Companies drive the hype, too. In June, Microsoft announced a new quantum computing chip named Majorana 2. It claimed the chip was a hardware advancement that accelerates its timeline to a “scalable, practical quantum computer” by 2029. But independent experts swiftly criticized the announcement. “This is complete codswallop,” Henry Legg, a physicist from the University of St. Andrews and a longtime Microsoft critic, tells The Verge.
Legg just published a paper in Nature on June 24th criticizing Microsoft’s quantum claims from a year ago — peer review takes a long time — and pointing to what he sees as major discrepancies between Microsoft’s papers and press releases. Nature included Microsoft’s rebuttal. As the arguments continue to roil, the arc of quantum computing’s progress can seem like a mess, alternating between hyped-up announcements from companies, subsequent smackdowns from academic researchers, more fights, and, now, overconfident goals set by heads of state.

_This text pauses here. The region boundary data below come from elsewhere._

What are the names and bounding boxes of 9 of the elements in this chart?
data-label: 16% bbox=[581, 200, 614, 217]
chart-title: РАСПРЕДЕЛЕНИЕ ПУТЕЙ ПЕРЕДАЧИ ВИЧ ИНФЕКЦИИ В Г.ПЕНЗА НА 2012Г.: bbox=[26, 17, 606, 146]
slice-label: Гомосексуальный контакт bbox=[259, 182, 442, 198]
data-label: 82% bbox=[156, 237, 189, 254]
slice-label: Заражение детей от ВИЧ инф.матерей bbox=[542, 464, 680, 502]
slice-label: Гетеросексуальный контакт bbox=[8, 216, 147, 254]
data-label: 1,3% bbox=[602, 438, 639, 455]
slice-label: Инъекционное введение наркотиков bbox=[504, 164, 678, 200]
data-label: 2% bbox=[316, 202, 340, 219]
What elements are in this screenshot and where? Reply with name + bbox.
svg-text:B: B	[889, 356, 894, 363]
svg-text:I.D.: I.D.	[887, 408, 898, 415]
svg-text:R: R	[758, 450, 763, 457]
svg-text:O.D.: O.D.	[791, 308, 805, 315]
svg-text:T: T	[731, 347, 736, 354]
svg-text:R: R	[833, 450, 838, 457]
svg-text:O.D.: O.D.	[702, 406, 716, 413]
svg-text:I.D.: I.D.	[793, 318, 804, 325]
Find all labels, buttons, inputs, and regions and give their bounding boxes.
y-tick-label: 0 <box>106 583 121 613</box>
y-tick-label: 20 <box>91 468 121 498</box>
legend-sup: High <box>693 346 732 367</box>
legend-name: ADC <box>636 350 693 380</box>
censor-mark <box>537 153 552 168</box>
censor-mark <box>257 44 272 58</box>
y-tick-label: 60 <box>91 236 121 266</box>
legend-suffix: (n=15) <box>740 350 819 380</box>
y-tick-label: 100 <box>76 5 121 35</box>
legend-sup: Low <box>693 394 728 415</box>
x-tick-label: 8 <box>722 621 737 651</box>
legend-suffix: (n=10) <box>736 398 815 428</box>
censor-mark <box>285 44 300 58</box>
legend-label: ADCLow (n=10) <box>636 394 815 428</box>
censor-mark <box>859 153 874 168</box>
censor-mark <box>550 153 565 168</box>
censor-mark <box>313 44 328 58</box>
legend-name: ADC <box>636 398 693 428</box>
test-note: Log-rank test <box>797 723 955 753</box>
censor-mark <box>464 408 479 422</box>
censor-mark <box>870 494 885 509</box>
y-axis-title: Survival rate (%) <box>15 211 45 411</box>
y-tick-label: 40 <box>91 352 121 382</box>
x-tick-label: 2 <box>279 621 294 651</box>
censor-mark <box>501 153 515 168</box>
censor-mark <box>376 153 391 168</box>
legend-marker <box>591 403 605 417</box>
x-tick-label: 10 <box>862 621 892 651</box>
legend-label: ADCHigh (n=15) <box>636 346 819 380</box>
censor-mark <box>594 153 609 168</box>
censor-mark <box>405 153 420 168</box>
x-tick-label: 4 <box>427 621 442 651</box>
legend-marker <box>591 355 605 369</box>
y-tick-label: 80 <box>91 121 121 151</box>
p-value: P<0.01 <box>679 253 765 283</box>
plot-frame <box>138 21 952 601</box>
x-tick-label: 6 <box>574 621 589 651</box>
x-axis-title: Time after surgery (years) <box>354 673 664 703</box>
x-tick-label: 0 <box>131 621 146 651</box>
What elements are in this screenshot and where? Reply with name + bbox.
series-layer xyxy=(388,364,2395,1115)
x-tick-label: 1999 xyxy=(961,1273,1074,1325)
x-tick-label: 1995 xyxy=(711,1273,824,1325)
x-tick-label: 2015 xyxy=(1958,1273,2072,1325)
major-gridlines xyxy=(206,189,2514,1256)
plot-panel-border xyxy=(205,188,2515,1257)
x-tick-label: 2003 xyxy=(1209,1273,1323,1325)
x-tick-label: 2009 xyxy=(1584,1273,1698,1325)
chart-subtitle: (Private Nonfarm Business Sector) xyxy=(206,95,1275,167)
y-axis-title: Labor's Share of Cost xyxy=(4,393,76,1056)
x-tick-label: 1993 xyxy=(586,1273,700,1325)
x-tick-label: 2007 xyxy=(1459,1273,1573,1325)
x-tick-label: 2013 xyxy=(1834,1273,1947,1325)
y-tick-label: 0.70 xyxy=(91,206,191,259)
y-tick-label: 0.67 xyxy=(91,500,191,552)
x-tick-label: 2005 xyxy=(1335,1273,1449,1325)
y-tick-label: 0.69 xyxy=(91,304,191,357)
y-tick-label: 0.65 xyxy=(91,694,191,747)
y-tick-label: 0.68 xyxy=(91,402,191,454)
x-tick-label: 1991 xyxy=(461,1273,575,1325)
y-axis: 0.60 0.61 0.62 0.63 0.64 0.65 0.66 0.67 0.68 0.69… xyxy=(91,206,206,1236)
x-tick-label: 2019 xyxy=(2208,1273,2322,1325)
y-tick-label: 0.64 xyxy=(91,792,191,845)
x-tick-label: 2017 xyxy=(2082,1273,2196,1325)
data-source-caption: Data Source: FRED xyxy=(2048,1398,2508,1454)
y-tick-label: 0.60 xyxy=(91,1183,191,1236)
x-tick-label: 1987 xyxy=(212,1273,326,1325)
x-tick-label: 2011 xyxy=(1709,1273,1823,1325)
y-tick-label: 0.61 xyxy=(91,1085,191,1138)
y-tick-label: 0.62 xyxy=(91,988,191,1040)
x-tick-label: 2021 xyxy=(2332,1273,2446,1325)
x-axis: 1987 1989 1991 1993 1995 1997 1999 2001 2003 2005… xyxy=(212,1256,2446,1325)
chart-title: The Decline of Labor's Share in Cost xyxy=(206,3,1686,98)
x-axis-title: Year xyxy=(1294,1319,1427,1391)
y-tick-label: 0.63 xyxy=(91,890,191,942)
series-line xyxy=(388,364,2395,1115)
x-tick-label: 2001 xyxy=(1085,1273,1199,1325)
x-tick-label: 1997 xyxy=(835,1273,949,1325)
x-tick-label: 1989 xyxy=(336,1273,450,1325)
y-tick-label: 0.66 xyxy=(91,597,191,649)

Researchers have made genuine progress in quantum computing — it’s just been largely incremental and too esoteric to immediately capture the public’s imagination. Oh, and it’s all very expensive.
Over the last decade, Google, IBM, Amazon, Microsoft, and a slew of national governments and smaller startups have poured billions into quantum computing development. Proponents predict that the technology will lead to discoveries in medicine, as well as advances in materials science and machine learning. Meanwhile, many national security experts frame its development as a new Cold War competition between the US and China.